Closed nfnty closed 10 years ago
Works fine here. Sounds like you played with asp's git repo manually.
I'm probably not using asp properly. I've asp export
a package and then added and commit it to the local asp repo manually. Proceeded with editing, adding and commit again. Is asp supposed to only track remote build scripts and the local asp repo be left untouched?
I'm probably not using asp properly.
Indeed. If you want a repo that can be modified, use 'checkout', not 'export'. This clones a new repo which tracks the single branch from asp's repo. You can modify this repo, make new branches, and pull will fetch new changes after 'asp update' (as long as you don't untrack the package via asp).

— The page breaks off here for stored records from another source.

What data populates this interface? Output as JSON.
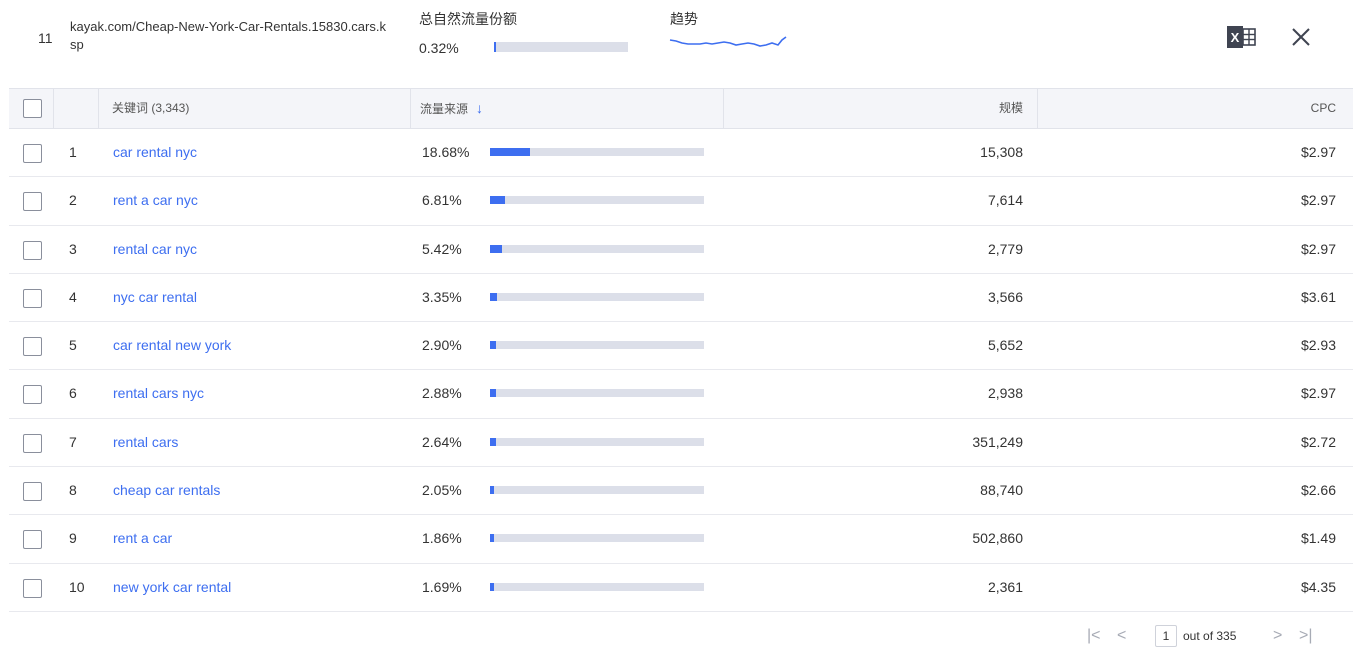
{
  "header": {
    "index": "11",
    "url": "kayak.com/Cheap-New-York-Car-Rentals.15830.cars.ksp",
    "share_label": "总自然流量份额",
    "share_value": "0.32%",
    "share_fraction": 0.0032,
    "trend_label": "趋势",
    "excel_icon": "excel-icon",
    "close_icon": "close-icon"
  },
  "table": {
    "columns": {
      "keyword": "关键词 (3,343)",
      "traffic": "流量来源",
      "volume": "规模",
      "cpc": "CPC"
    },
    "rows": [
      {
        "num": "1",
        "keyword": "car rental nyc",
        "pct": "18.68%",
        "fraction": 0.1868,
        "volume": "15,308",
        "cpc": "$2.97"
      },
      {
        "num": "2",
        "keyword": "rent a car nyc",
        "pct": "6.81%",
        "fraction": 0.0681,
        "volume": "7,614",
        "cpc": "$2.97"
      },
      {
        "num": "3",
        "keyword": "rental car nyc",
        "pct": "5.42%",
        "fraction": 0.0542,
        "volume": "2,779",
        "cpc": "$2.97"
      },
      {
        "num": "4",
        "keyword": "nyc car rental",
        "pct": "3.35%",
        "fraction": 0.0335,
        "volume": "3,566",
        "cpc": "$3.61"
      },
      {
        "num": "5",
        "keyword": "car rental new york",
        "pct": "2.90%",
        "fraction": 0.029,
        "volume": "5,652",
        "cpc": "$2.93"
      },
      {
        "num": "6",
        "keyword": "rental cars nyc",
        "pct": "2.88%",
        "fraction": 0.0288,
        "volume": "2,938",
        "cpc": "$2.97"
      },
      {
        "num": "7",
        "keyword": "rental cars",
        "pct": "2.64%",
        "fraction": 0.0264,
        "volume": "351,249",
        "cpc": "$2.72"
      },
      {
        "num": "8",
        "keyword": "cheap car rentals",
        "pct": "2.05%",
        "fraction": 0.0205,
        "volume": "88,740",
        "cpc": "$2.66"
      },
      {
        "num": "9",
        "keyword": "rent a car",
        "pct": "1.86%",
        "fraction": 0.0186,
        "volume": "502,860",
        "cpc": "$1.49"
      },
      {
        "num": "10",
        "keyword": "new york car rental",
        "pct": "1.69%",
        "fraction": 0.0169,
        "volume": "2,361",
        "cpc": "$4.35"
      }
    ]
  },
  "pagination": {
    "current_page": "1",
    "total_label": "out of 335"
  },
  "colors": {
    "accent": "#3d6ef0",
    "track": "#dcdfe9",
    "header_bg": "#f4f5f9"
  }
}
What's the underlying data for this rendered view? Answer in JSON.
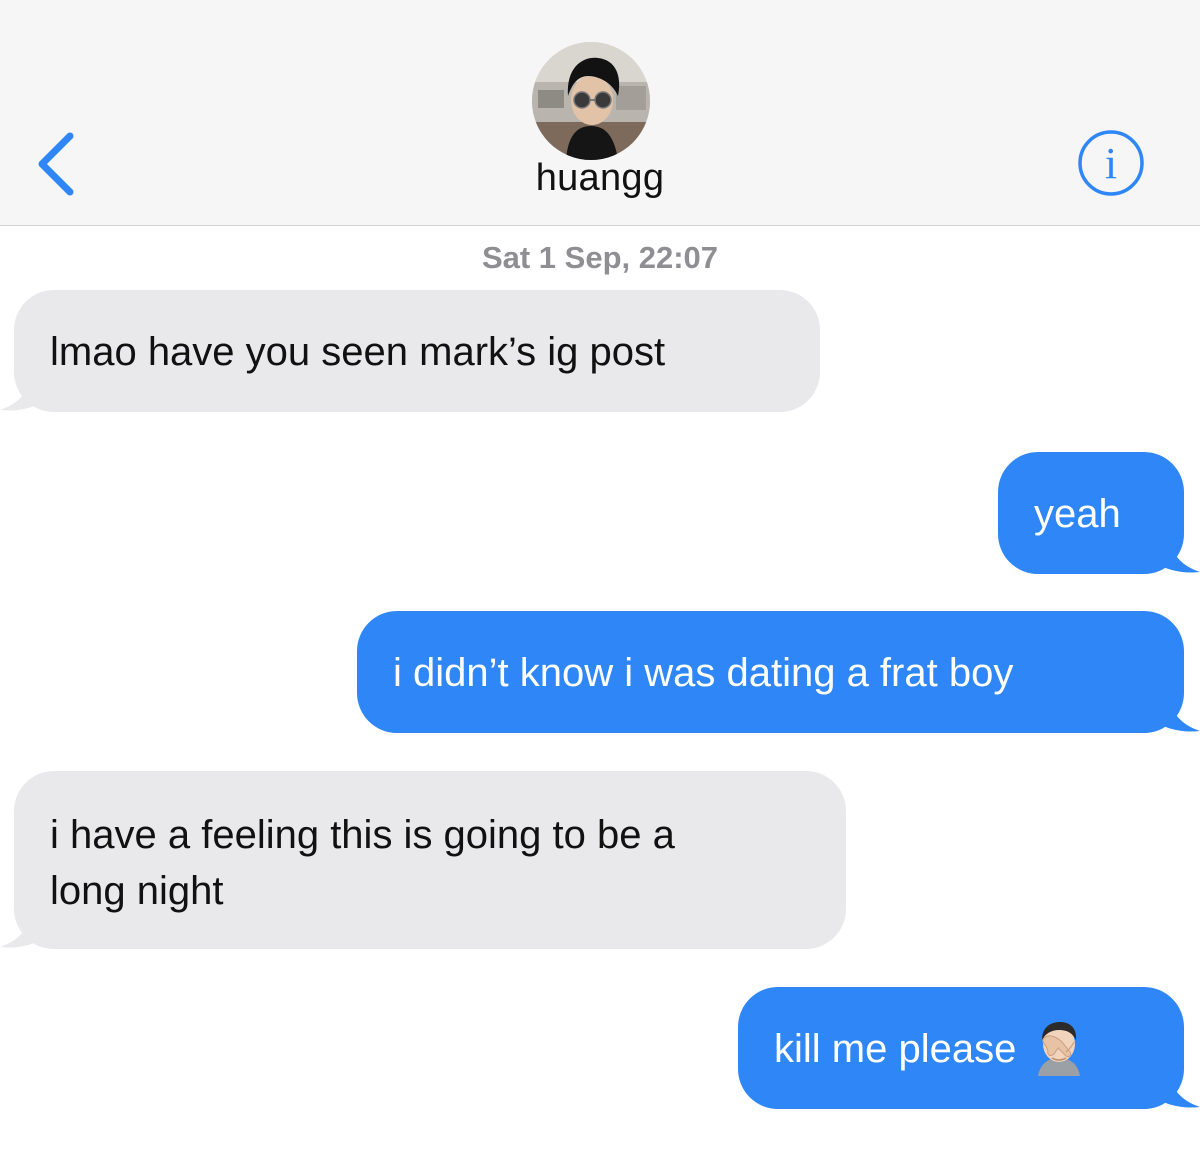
{
  "header": {
    "contact_name": "huangg",
    "back_icon": "chevron-left-icon",
    "info_icon": "info-circle-icon",
    "accent_color": "#2f86f6"
  },
  "conversation": {
    "timestamp": "Sat 1 Sep, 22:07",
    "messages": [
      {
        "direction": "incoming",
        "text": "lmao have you seen mark’s ig post"
      },
      {
        "direction": "outgoing",
        "text": "yeah"
      },
      {
        "direction": "outgoing",
        "text": "i didn’t know i was dating a frat boy"
      },
      {
        "direction": "incoming",
        "line1": "i have a feeling this is going to be a",
        "line2": "long night"
      },
      {
        "direction": "outgoing",
        "text": "kill me please",
        "emoji": "face-palm-emoji"
      }
    ]
  },
  "colors": {
    "incoming_bubble": "#e9e9eb",
    "outgoing_bubble": "#2f86f6",
    "header_background": "#f6f6f6",
    "timestamp_text": "#8e8e93"
  }
}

Never modify $ASPROOT directly.
Makes much more sense. Didn't know that $ASPROOT
was used for metadata only. Wouldn't it be better to have $ASPROOT
default to '$HOME/.local/share/asp'
?
Also, on checkout
; what's the difference between trunk and repos? Seems like $PACKAGE/repos/***-i686
, $PACKAGE/repos/***-x86_64
and $PACKAGE/trunk
all contain the same files.
Wouldn't it be better to have $ASPROOT default to '$HOME/.local/share/asp'?
Well, you're free to relocate it. I didn't feel like hiding deep in some XDG directory since I frequently poke at the git repo while developing.

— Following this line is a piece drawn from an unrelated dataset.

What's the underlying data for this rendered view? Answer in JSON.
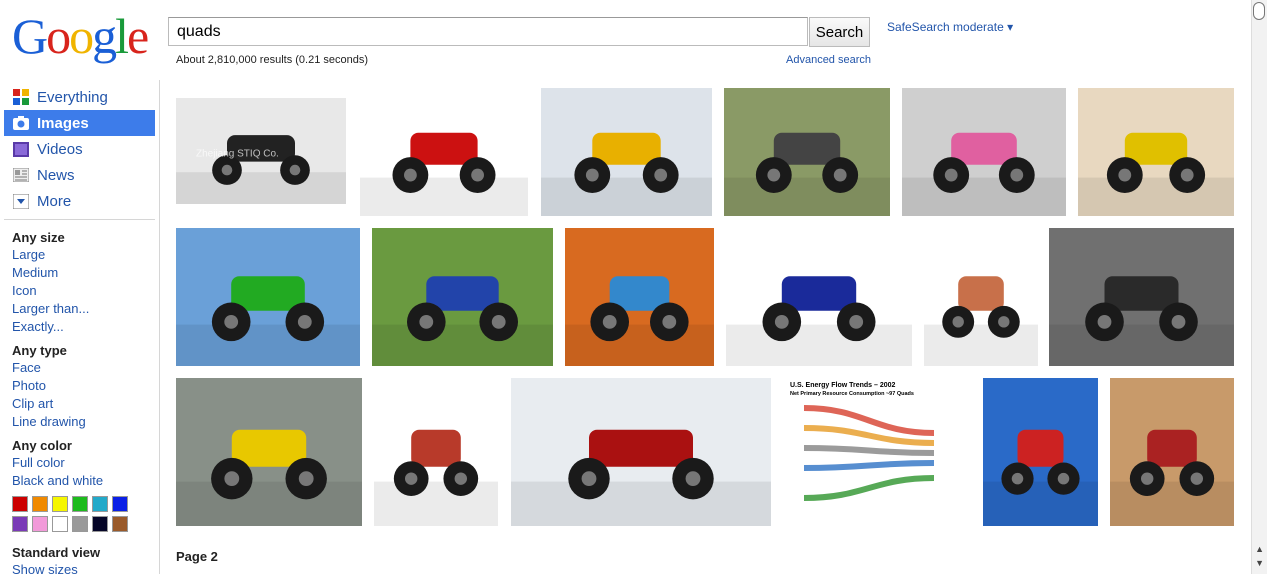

Also, on checkout; what's the difference between trunk and repos?
trunk is where development takes place. repo directories are what was pushed to the repos. You always want to develop against trunk/*.
Well, you're free to relocate it. I didn't feel like hiding deep in some XDG directory since I frequently poke at the git repo while developing.
Fair enough. When you say poke, what can be done to it? When does asp commit to the repo?
trunk is where development takes place. repo directories are what was pushed to the repos. You always want to develop against trunk/*.
Then when is repos used in development?
Fair enough. When you say poke, what can be done to it? When does asp commit to the repo?
Sorry, I meant developing asp, the script, not modifying packages. If I wanted to modify packages, I'd just use my super dev powers and commit to Arch's SVN.
Then when is repos used in development?
For your development? Probably never. The git repo you get is simply a mirror of the SVN layout. I can't modify the layout of it without breaking the ability to pull in new changes.
Oh, okay. :)
After issuing asp update
do all local package repos need to be manually updated?
asp update only updates what's in $ASPROOT, and it has no knowledge of any repos that you checked out (I can't fathom how you might implement this kind of tracking in a robust manner). It's up to you to pull in updates in the local repos and handle any potential issues in rebasing.
Makes sense. This is a great tool! Thanks!
No problem. I should probably document something along the lines of "best practices" for using asp, since these things might not be obvious to the non-Arch developer.